Result of combination of statistics • “Hacker cleans out bank accounts.” • “Hundreds of thousands of rands stolen via Internet from Absa clients.” • Who covers the costs? Irreversible damage to Absa’s image. • “New security fears for web banking” • “Major online credit card theft exposed” • Why are these breaches still taking place?
My Approach • Identify types of threats, types of attacks, methods of attack and opportunities for attack in the e-commerce transaction. • Identify requirements of secure e-commerce and mechanism used to secure e-commerce. • Critically analyse e-commerce security mechanisms • Analyse e-commerce fraud case studies • Formulate options and recommendations for securing e-commerce.
Threats • Vandalism and sabotage – defacing web site • Denial of service – flooding of service • Breach of privacy or confidentiality – disclosure of personal info • Theft and fraud – theft and use of credit card number • Violations of data integrity – changing of an orders delivery address • Repudiation – denying a transaction took place
Securing E-Commerce • 3 Fronts 1. Merchant - System offering service - Web server and OS - Firewalls, encrypted data stores 2. Transport - Channel between the client and merchant - Protocols (SSL, SET) 3. Client - System accessing the service - Difficult to secure and control
E-commerce Security Requirements • Four basic security requirements of e-commerce transactions : • Authentication – proof of identity • Confidentiality – keeping data “secret” • Data integrity – Ensuring data doesn’t change while transported by unauthorised entity • Non-repudiation - prevents a denial of actions by a person or entity
Mechanisms used to secure e-commerce • SSL • Payment Protocols • Pseudo Card Numbers Used in combination with: • Passwords, Tokens, and Biometrics for authentication
Secure Socket Layer (SSL) • Provides confidentiality, authentication, and data integrity through the use of PKI. • Resides above the transport layer and below the application layer at the socket layer in the protocol stack. • Most prominent e-commerce protocol
SSL - Downfalls • Does not provide non-repudiation or facilitate transferring of payments. • Leaves payment details up to merchant. • Credit Card details can be read by the merchant and may be vulnerable to theft if the data store is not encrypted.
Scenario 1 • Insecure Merchant
Scenario 2 • Illegitimate Merchant
Payment Protocols • Merchant has no need to read credit card details • Guarantee the merchant receives payment • Keeps credit card details confidential • Eliminates storage of credit card details on merchants system
Scenario 3 • Payment protocol
Secure Electronic Transactions (SET) • Technical standard for secure payments focusing on credit cards • Developed by MasterCard and VISA. • Failed to be adopted. Why? • Certificate management was cumbersome • Comparatively Slow and Expensive to implement. • Non portable.

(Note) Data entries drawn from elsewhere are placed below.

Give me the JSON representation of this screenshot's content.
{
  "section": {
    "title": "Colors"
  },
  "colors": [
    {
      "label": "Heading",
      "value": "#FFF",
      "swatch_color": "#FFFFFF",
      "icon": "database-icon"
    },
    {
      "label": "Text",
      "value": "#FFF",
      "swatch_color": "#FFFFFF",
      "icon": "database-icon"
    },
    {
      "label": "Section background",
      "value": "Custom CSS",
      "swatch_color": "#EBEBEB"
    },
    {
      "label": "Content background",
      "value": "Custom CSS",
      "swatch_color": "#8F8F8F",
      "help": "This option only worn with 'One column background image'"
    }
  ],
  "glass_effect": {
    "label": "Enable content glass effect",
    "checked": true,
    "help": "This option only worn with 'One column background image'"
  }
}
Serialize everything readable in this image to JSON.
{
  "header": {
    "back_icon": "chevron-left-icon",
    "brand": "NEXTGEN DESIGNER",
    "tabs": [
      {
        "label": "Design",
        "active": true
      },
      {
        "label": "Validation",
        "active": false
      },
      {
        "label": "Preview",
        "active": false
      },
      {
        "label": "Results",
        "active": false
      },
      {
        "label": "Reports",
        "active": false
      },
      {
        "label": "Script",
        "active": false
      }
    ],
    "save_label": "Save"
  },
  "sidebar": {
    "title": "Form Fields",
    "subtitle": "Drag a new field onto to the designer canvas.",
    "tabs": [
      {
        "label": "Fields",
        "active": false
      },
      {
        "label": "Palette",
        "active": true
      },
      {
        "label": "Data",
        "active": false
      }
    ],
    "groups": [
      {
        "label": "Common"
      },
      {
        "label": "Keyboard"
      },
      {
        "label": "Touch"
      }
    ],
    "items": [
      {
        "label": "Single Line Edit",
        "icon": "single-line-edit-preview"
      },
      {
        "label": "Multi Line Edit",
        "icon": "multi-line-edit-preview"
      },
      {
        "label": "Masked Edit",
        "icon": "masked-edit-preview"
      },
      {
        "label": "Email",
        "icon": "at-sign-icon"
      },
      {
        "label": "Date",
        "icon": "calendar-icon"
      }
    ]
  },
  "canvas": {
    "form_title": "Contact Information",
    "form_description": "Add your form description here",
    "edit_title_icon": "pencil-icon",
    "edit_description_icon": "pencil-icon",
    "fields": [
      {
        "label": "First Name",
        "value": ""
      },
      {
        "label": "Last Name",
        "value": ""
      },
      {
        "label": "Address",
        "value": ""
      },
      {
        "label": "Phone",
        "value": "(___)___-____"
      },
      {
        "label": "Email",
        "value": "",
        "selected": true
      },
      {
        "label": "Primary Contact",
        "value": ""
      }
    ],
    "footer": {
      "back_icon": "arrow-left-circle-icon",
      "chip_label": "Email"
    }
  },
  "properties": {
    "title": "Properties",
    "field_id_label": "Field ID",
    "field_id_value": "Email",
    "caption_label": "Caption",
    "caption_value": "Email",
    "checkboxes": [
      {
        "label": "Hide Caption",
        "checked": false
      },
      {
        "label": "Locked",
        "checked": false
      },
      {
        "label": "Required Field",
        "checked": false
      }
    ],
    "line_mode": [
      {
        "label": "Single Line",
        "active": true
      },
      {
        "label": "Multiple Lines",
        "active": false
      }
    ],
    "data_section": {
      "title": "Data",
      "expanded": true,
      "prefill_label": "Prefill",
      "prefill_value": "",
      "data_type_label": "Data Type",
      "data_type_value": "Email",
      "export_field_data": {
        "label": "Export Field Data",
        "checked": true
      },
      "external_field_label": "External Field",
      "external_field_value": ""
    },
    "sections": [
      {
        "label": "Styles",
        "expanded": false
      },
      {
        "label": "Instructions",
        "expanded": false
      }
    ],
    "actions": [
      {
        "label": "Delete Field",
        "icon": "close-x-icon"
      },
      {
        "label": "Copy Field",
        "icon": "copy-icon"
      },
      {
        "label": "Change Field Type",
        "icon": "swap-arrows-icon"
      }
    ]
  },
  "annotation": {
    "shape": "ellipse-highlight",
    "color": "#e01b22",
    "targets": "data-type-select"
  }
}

Pseudo credit card numbers • Temporary credit card numbers that are valid for 1 transaction only. • Advantages: • No insecure merchant problem. • Easy and cost effective to implement – transparent to merchant.
Pseudo Credit Card Numbers (Cont) • Disadvantages • Relatively new and not yet widely adopted • Merchant may have to stop accepting real credit card numbers.
CD Universe Case Study • In 1999 hacker broke into CD Universe’s systems stealing 300 000 credit card numbers. • Hacker demanded $100 000 or would release the details publicly. • Demand was not met and the hacker published details allowing the download of 25 000 number by several thousand visitors.
CD Universe Case Study • Suggested cause of intrusion: • Credit cards stored unencrypted (Insecure Merchant problem) • MSNBC follow up found that many e-commerce site’s credit card databases can be accessed simply by connecting through a SQL Server. • Many have no encryption, or authentication.
Options and Recommendations • Options involving SSL only or SSL along with a client authentication techniques have major weaknesses. • SSL in combination with pseudocard numbers is technically more secure and easy to adopt, but not widely enough adopted. • Payment protocols in combination with client authentication techniques are the most viable and secure methods of securing payment.